Variation is also important in growing nutritious hay. We grow a variety of plants and herbs with both the health of our land and our animals in mind. We apply the same philosophy in selecting our pasture mix.

Over time we have observed unexpected patterns from plants. For instance we found some plants will colonize: the brassica’s we planted formed circle groups of about 20’ in diameter. We also discovered mustard to root into brassica root systems, likely as an additional source of nutrition. Although their movement is slower and more difficult to detect, our experience is plants appear to be intelligent.

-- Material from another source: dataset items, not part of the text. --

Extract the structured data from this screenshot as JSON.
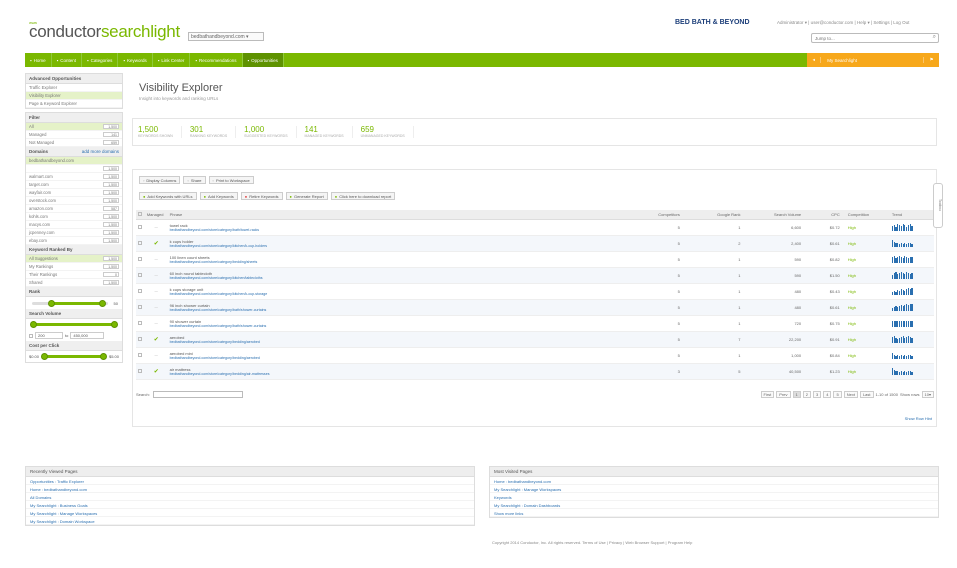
{
  "header": {
    "logo_small": "www",
    "logo_main": "conductor",
    "logo_accent": "searchlight",
    "domain_selector": "bedbathandbeyond.com",
    "client_logo": "BED BATH & BEYOND",
    "user_links": "Administrator ▾ | user@conductor.com | Help ▾ | Settings | Log Out",
    "search_placeholder": "Jump to..."
  },
  "nav": {
    "items": [
      {
        "label": "Home",
        "icon": "home-icon"
      },
      {
        "label": "Content",
        "icon": "content-icon"
      },
      {
        "label": "Categories",
        "icon": "categories-icon"
      },
      {
        "label": "Keywords",
        "icon": "keywords-icon"
      },
      {
        "label": "Link Center",
        "icon": "link-icon"
      },
      {
        "label": "Recommendations",
        "icon": "recommendations-icon"
      },
      {
        "label": "Opportunities",
        "icon": "opportunities-icon",
        "active": true
      }
    ],
    "right_label": "My Searchlight"
  },
  "left": {
    "opportunities": {
      "title": "Advanced Opportunities",
      "items": [
        "Traffic Explorer",
        "Visibility Explorer",
        "Page & Keyword Explorer"
      ]
    },
    "filter": {
      "title": "Filter",
      "rows": [
        {
          "label": "All",
          "count": "1,500"
        },
        {
          "label": "Managed",
          "count": "141"
        },
        {
          "label": "Not Managed",
          "count": "659"
        }
      ]
    },
    "domains": {
      "title": "Domains",
      "link": "add more domains",
      "selected": "bedbathandbeyond.com",
      "selected_count": "1,500",
      "rows": [
        {
          "label": "walmart.com",
          "count": "1,500"
        },
        {
          "label": "target.com",
          "count": "1,500"
        },
        {
          "label": "wayfair.com",
          "count": "1,500"
        },
        {
          "label": "overstock.com",
          "count": "1,500"
        },
        {
          "label": "amazon.com",
          "count": "587"
        },
        {
          "label": "kohls.com",
          "count": "1,500"
        },
        {
          "label": "macys.com",
          "count": "1,500"
        },
        {
          "label": "jcpenney.com",
          "count": "1,500"
        },
        {
          "label": "ebay.com",
          "count": "1,500"
        }
      ]
    },
    "keyword_ranking": {
      "title": "Keyword Ranked By",
      "rows": [
        {
          "label": "All Suggestions",
          "count": "1,500"
        },
        {
          "label": "My Rankings",
          "count": "1,500"
        },
        {
          "label": "Their Rankings",
          "count": "0"
        },
        {
          "label": "Shared",
          "count": "1,500"
        }
      ]
    },
    "rank": {
      "title": "Rank",
      "value": "50"
    },
    "search_volume": {
      "title": "Search Volume",
      "min": "200",
      "sep": "to",
      "max": "450,000"
    },
    "cost_per_click": {
      "title": "Cost per Click",
      "min": "$0.00",
      "max": "$5.00"
    }
  },
  "main": {
    "title": "Visibility Explorer",
    "subtitle": "Insight into keywords and ranking URLs",
    "stats": [
      {
        "value": "1,500",
        "label": "KEYWORDS SHOWN"
      },
      {
        "value": "301",
        "label": "RANKING KEYWORDS"
      },
      {
        "value": "1,000",
        "label": "SUGGESTED KEYWORDS"
      },
      {
        "value": "141",
        "label": "MANAGED KEYWORDS"
      },
      {
        "value": "659",
        "label": "UNMANAGED KEYWORDS"
      }
    ],
    "toolbar1": [
      "Display Columns",
      "Share",
      "Print to Workspace"
    ],
    "toolbar2": [
      "Add Keywords with URLs",
      "Add Keywords",
      "Retire Keywords",
      "Generate Report",
      "Click here to download report"
    ],
    "columns": [
      "Managed",
      "Phrase",
      "Competitors",
      "Google Rank",
      "Search Volume",
      "CPC",
      "Competition",
      "Trend"
    ],
    "rows": [
      {
        "managed": false,
        "phrase": "towel rack",
        "url": "bedbathandbeyond.com/store/category/bath/towel-racks",
        "competitors": "5",
        "rank": "1",
        "volume": "6,600",
        "cpc": "$0.72",
        "competition": "High",
        "trend": [
          5,
          6,
          4,
          7,
          6,
          5,
          7,
          6,
          4,
          6,
          7,
          5
        ]
      },
      {
        "managed": true,
        "phrase": "k cups holder",
        "url": "bedbathandbeyond.com/store/category/kitchen/k-cup-holders",
        "competitors": "5",
        "rank": "2",
        "volume": "2,400",
        "cpc": "$0.61",
        "competition": "High",
        "trend": [
          7,
          5,
          4,
          4,
          3,
          4,
          3,
          4,
          3,
          4,
          4,
          3
        ]
      },
      {
        "managed": false,
        "phrase": "100 linen count sheets",
        "url": "bedbathandbeyond.com/store/category/bedding/sheets",
        "competitors": "5",
        "rank": "1",
        "volume": "590",
        "cpc": "$0.82",
        "competition": "High",
        "trend": [
          6,
          7,
          5,
          6,
          7,
          6,
          5,
          7,
          6,
          5,
          6,
          6
        ]
      },
      {
        "managed": false,
        "phrase": "60 inch round tablecloth",
        "url": "bedbathandbeyond.com/store/category/kitchen/tablecloths",
        "competitors": "5",
        "rank": "1",
        "volume": "590",
        "cpc": "$1.50",
        "competition": "High",
        "trend": [
          4,
          6,
          7,
          5,
          6,
          7,
          6,
          5,
          7,
          6,
          5,
          6
        ]
      },
      {
        "managed": false,
        "phrase": "k cups storage unit",
        "url": "bedbathandbeyond.com/store/category/kitchen/k-cup-storage",
        "competitors": "5",
        "rank": "1",
        "volume": "480",
        "cpc": "$0.43",
        "competition": "High",
        "trend": [
          3,
          4,
          3,
          5,
          4,
          6,
          5,
          4,
          6,
          7,
          6,
          7
        ]
      },
      {
        "managed": false,
        "phrase": "96 inch shower curtain",
        "url": "bedbathandbeyond.com/store/category/bath/shower-curtains",
        "competitors": "5",
        "rank": "1",
        "volume": "480",
        "cpc": "$0.61",
        "competition": "High",
        "trend": [
          3,
          4,
          5,
          4,
          5,
          6,
          5,
          6,
          7,
          6,
          7,
          7
        ]
      },
      {
        "managed": false,
        "phrase": "90 shower curtain",
        "url": "bedbathandbeyond.com/store/category/bath/shower-curtains",
        "competitors": "5",
        "rank": "1",
        "volume": "720",
        "cpc": "$0.75",
        "competition": "High",
        "trend": [
          6,
          6,
          6,
          6,
          6,
          6,
          6,
          6,
          6,
          6,
          6,
          6
        ]
      },
      {
        "managed": true,
        "phrase": "aerobed",
        "url": "bedbathandbeyond.com/store/category/bedding/aerobed",
        "competitors": "5",
        "rank": "7",
        "volume": "22,200",
        "cpc": "$0.91",
        "competition": "High",
        "trend": [
          6,
          7,
          5,
          4,
          5,
          6,
          7,
          5,
          6,
          7,
          6,
          5
        ]
      },
      {
        "managed": false,
        "phrase": "aerobed mini",
        "url": "bedbathandbeyond.com/store/category/bedding/aerobed",
        "competitors": "5",
        "rank": "1",
        "volume": "1,000",
        "cpc": "$0.84",
        "competition": "High",
        "trend": [
          6,
          4,
          3,
          4,
          3,
          4,
          3,
          4,
          3,
          4,
          4,
          3
        ]
      },
      {
        "managed": true,
        "phrase": "air mattress",
        "url": "bedbathandbeyond.com/store/category/bedding/air-mattresses",
        "competitors": "3",
        "rank": "5",
        "volume": "40,500",
        "cpc": "$1.23",
        "competition": "High",
        "trend": [
          7,
          5,
          4,
          4,
          3,
          4,
          3,
          4,
          3,
          4,
          4,
          3
        ]
      }
    ],
    "search_label": "Search:",
    "pager": {
      "first": "First",
      "prev": "Prev",
      "pages": [
        "1",
        "2",
        "3",
        "4",
        "5"
      ],
      "next": "Next",
      "last": "Last",
      "range": "1-10 of 1500",
      "show_label": "Show rows",
      "page_size": "10"
    },
    "side_tab": "Toolbox",
    "print_link": "Show Row Hint"
  },
  "bottom": {
    "recent": {
      "title": "Recently Viewed Pages",
      "items": [
        "Opportunities : Traffic Explorer",
        "Home : bedbathandbeyond.com",
        "All Domains",
        "My Searchlight : Business Goals",
        "My Searchlight : Manage Workspaces",
        "My Searchlight : Domain Workspace"
      ]
    },
    "most": {
      "title": "Most Visited Pages",
      "items": [
        "Home : bedbathandbeyond.com",
        "My Searchlight : Manage Workspaces",
        "Keywords",
        "My Searchlight : Domain Dashboards",
        "Show more links"
      ]
    },
    "copyright": "Copyright 2014 Conductor, Inc. All rights reserved. Terms of Use | Privacy | Web Browser Support | Program Help"
  },
  "colors": {
    "brand_green": "#7ab800",
    "accent_orange": "#f7a81b",
    "link_blue": "#2a6fb0"
  }
}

Our farming system has resulted in unexpected animal behaviour: One winter we observed our steer cross-crossing the pastures in search of food, and preferred to do this than eat the hay available to them. We discovered them eating discarded pine trees we provided (Vitamin C), they sourced their own water, and they also dug out a large patch of rutabaga’s and radishes we had planted for them the previous summer. They made it through that season fatter, with shiny, full coats, smelling like horse radish. We realized animals will fulfill their own nutritional needs when given the opportunity.

Cruickston Park’s hay production is a process that repeats itself throughout the growing season, weather dependent. Prior to the hay flowering (its peak of nutrition) it is cut and left to dry on the field. The hay is flipped to dry on both sides before it is raked into rows. A bailer passes over the rows and forms the hay into large bails. Round bailing can be performed by one person, as opposed to large crews of people required in the production of small bales. Previous to small bale production, hay used to be collected and stored loosely in a hay loft.

Cruickston Park has been a continuous farm for generations. We choose to use modern equipment to amplify old methods to maintain the integrity of the property. Small local farming with attention to soil quality is already proven to be the epitome of a healthful society.